Snapshot: the bank is executing growth through lending - loans rose, net interest income improved and capital remains well above regulatory minima. Internal costs and provisions ticked up as the company adds staff and absorbs one foreclosure that moved to OREO.

Key facts & figures (all dollar amounts shown in the filing are in thousands unless noted)
* Total assets: $842,218
* Total deposits: $748,898
* Cash & cash equivalents: $31,283 (down from $64,659 at 12/31/24)
* Loans, gross: $620,479; Loans, net of allowance: $615,469
* Allowance for credit losses (loans): $4,233 (ACL / loans = 0.68%)
* Nonaccrual / collateral-dependent loans: $577 (two nonaccrual loans totaling $577)
* Securities available for sale: $121,434; held-to-maturity securities: $21,328
* Other real estate owned (OREO): $2,758 (up from $1,176)
* Stockholders' equity: $60,246
* Capital - total capital ratio: 11.88% (well capitalized vs 10% benchmark)

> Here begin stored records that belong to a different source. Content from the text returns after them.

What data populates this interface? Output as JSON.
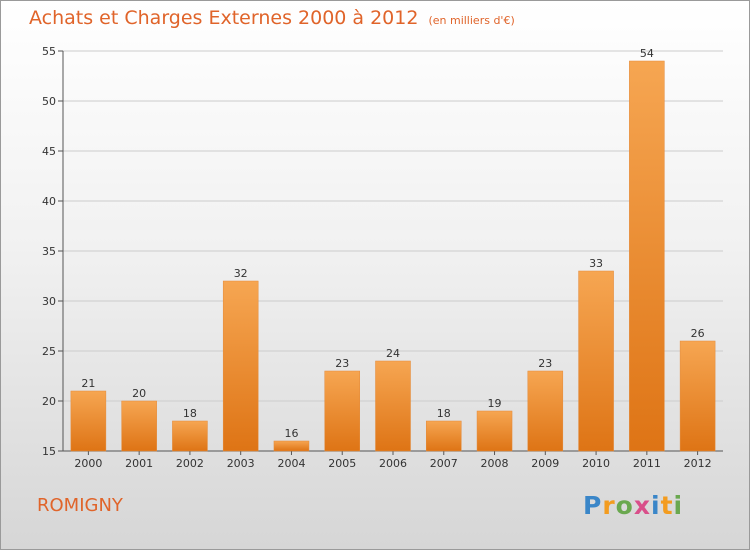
{
  "title": {
    "main": "Achats et Charges Externes 2000 à 2012",
    "unit": "(en milliers d'€)"
  },
  "place": "ROMIGNY",
  "logo": {
    "text": "Proxiti",
    "letters": [
      {
        "char": "P",
        "color": "#3a86c8"
      },
      {
        "char": "r",
        "color": "#f39c1f"
      },
      {
        "char": "o",
        "color": "#6aa84f"
      },
      {
        "char": "x",
        "color": "#d94f8a"
      },
      {
        "char": "i",
        "color": "#3a86c8"
      },
      {
        "char": "t",
        "color": "#f39c1f"
      },
      {
        "char": "i",
        "color": "#6aa84f"
      }
    ]
  },
  "colors": {
    "bar_light": "#f6a652",
    "bar_dark": "#de7415",
    "title": "#e0642a",
    "grid": "#cccccc"
  },
  "chart_data": {
    "type": "bar",
    "title": "Achats et Charges Externes 2000 à 2012",
    "subtitle": "(en milliers d'€)",
    "categories": [
      "2000",
      "2001",
      "2002",
      "2003",
      "2004",
      "2005",
      "2006",
      "2007",
      "2008",
      "2009",
      "2010",
      "2011",
      "2012"
    ],
    "values": [
      21,
      20,
      18,
      32,
      16,
      23,
      24,
      18,
      19,
      23,
      33,
      54,
      26
    ],
    "ylim": [
      15,
      55
    ],
    "yticks": [
      15,
      20,
      25,
      30,
      35,
      40,
      45,
      50,
      55
    ],
    "xlabel": "",
    "ylabel": "",
    "grid": true
  }
}
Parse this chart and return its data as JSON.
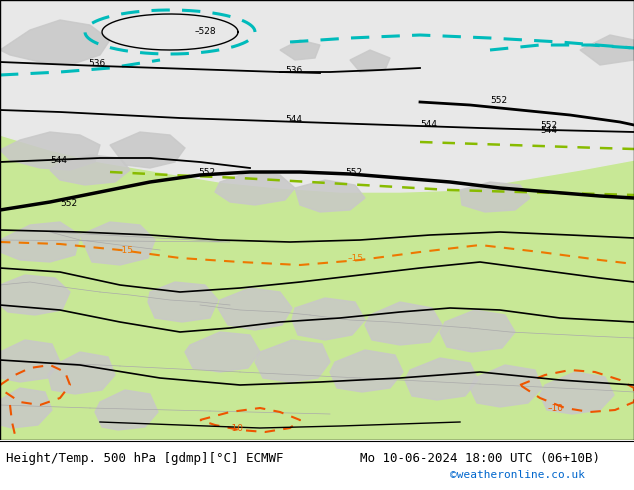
{
  "title_left": "Height/Temp. 500 hPa [gdmp][°C] ECMWF",
  "title_right": "Mo 10-06-2024 18:00 UTC (06+10B)",
  "copyright": "©weatheronline.co.uk",
  "footer_left_color": "#000000",
  "footer_right_color": "#000000",
  "copyright_color": "#0066cc",
  "title_fontsize": 9,
  "copyright_fontsize": 8,
  "bg_green": "#c8e896",
  "bg_gray": "#d8d8d8",
  "bg_light_gray": "#e8e8e8",
  "land_gray": "#c8c8c8",
  "cyan_color": "#00bbbb",
  "yellow_green": "#88bb00",
  "orange_color": "#ee7700",
  "red_orange": "#ee5500"
}
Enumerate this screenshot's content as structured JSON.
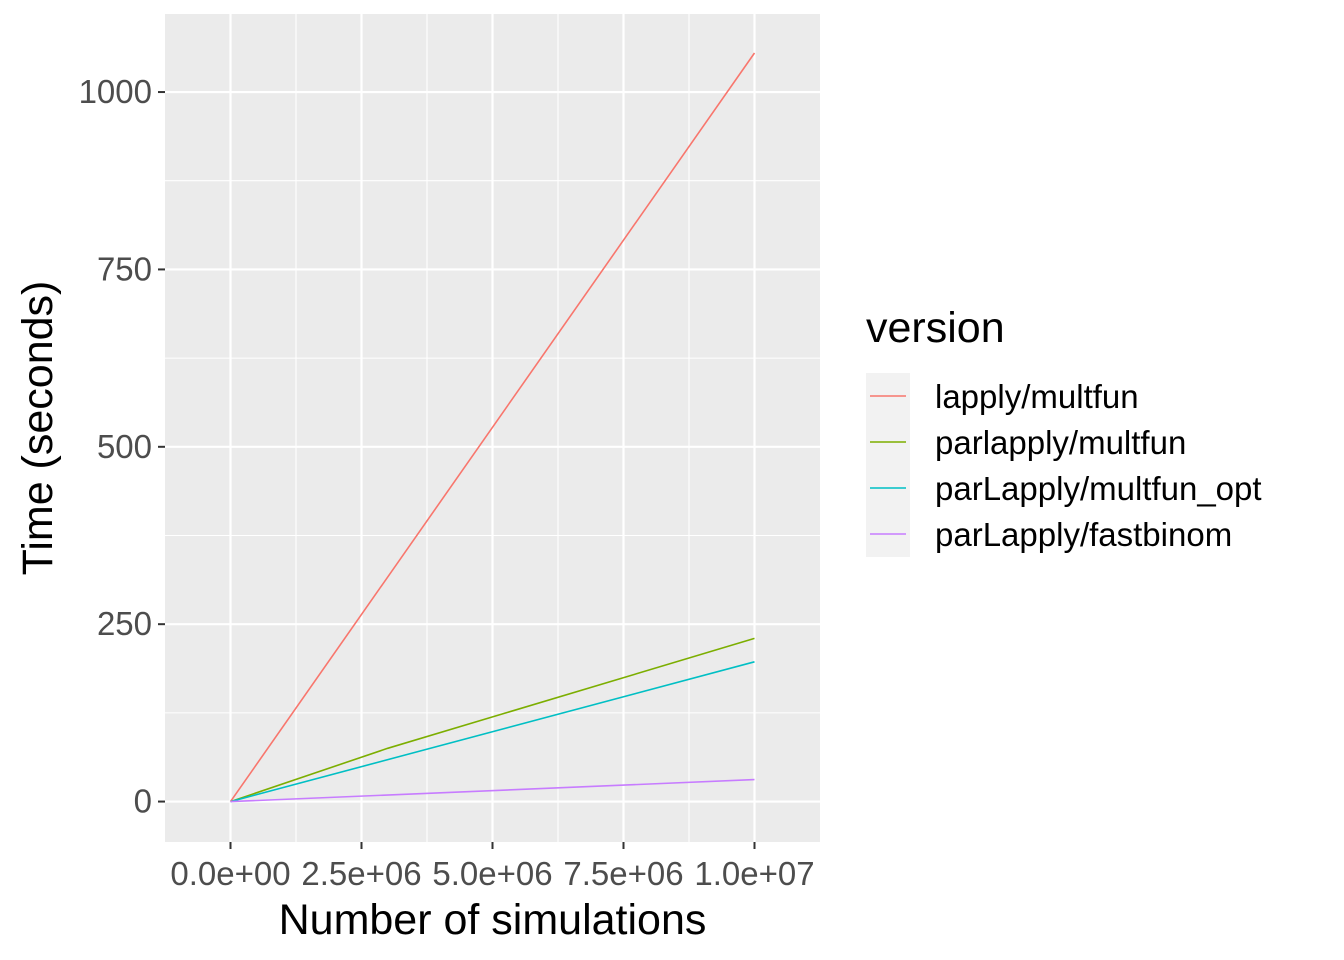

Income statement - recent operating numbers
* Net interest income: Q2 $5,991; Six months $11,486
* Provision for credit losses: Q2 $238; Six months $268
* Noninterest income: Q2 $456; Six months $969
* Noninterest expense: Q2 $4,730; Six months $9,228
* Income before taxes: Q2 $1,479; Six months $2,959
* Net income: Q2 $1,199; Six months $2,363
* Earnings per share - basic / diluted: Q2 $0.38 / $0.38; Six months $0.74 / $0.74

What's happening inside the company - drivers and actions
* Loan growth is the clear internal driver: management hired additional lending staff; loans increased ~$32.5M YTD, boosting interest income.
* Liquidity reallocated into loans - cash fell materially (from $64.7M to $31.3M) while borrowings (FHLB advances) increased to $10M to support funding.
* Credit monitoring tightened: watch-list loans rose (management reports $15.7M on the watch list at 6/30/25 vs $8.1M at 12/31/24) and the bank booked provisions and one foreclosure moved to OREO in June.
* Hedging activity: interest-rate swaps designated as fair-value hedges; the bank recorded a $94k gain on a settled hedge YTD.
* Operating investments: higher staffing and added facilities/maintenance increased salaries, benefits, occupancy and equipment costs; stock-based compensation and director stock-fees also recorded.

Positive aspects of the income statement
* Net interest income up - loan income drove NII higher (loan yields improved and average loan balances rose).
* Net interest margin / yields improved: Q2 net yield on interest-earning assets ~3.03%; six‑month 2.92% (both up vs prior year).
* EPS and profitability stable-to-improving: Q2 EPS $0.38, YTD $0.74, and ROE supported by loan-driven earnings.
* Noninterest income diversified slightly (mortgage banking, BOLI, gain on hedge settlement).

Negative aspects of the income statement / risks
* Noninterest expense rising: +12% YTD (salaries, FDIC premiums, occupancy, furniture & equipment), pressuring operating leverage.
* Provision/credit volatility: provision of $268k YTD and charge-offs of $356k YTD; allowance-to-loans fell to 0.68% from 0.72% despite loan growth.
* Investment income down materially (lower yields and lower average investment balances reduced securities income).
* OREO increased and watch-list loans roughly doubled - indicates localized stress or selective credit deterioration.
* Cash decline and greater reliance on wholesale funding (FHLB advances) increases liquidity sensitivity to deposit flows and rates.

Analyst view - near-term focus / what to watch
* Watch asset quality: trend in watch-list loans, nonaccruals and charge-offs over next two quarters.
* Funding mix: stability of deposits (brokered CDs and interest-bearing checks declined) and any further use of FHLB or other borrowings.
* Expense control: whether staffing and occupancy costs normalize or continue to compress margins.
* Securities portfolio and AOCI: unrealized gains/losses and hedge effectiveness as rates move.
* Capital and dividends: capitalization remains solid (total capital 11.88%); monitor for dividend decisions and share dilution from RSUs/stock-based pay.

Bottom line: the bank is growing loans and benefiting from higher loan yields, which supports earnings, but rising operating expenses, a modest increase in problem assets (OREO/watch-list) and lower investment income are offsetting some gains. Capital is healthy; credit trends and deposit stability are the items to monitor next.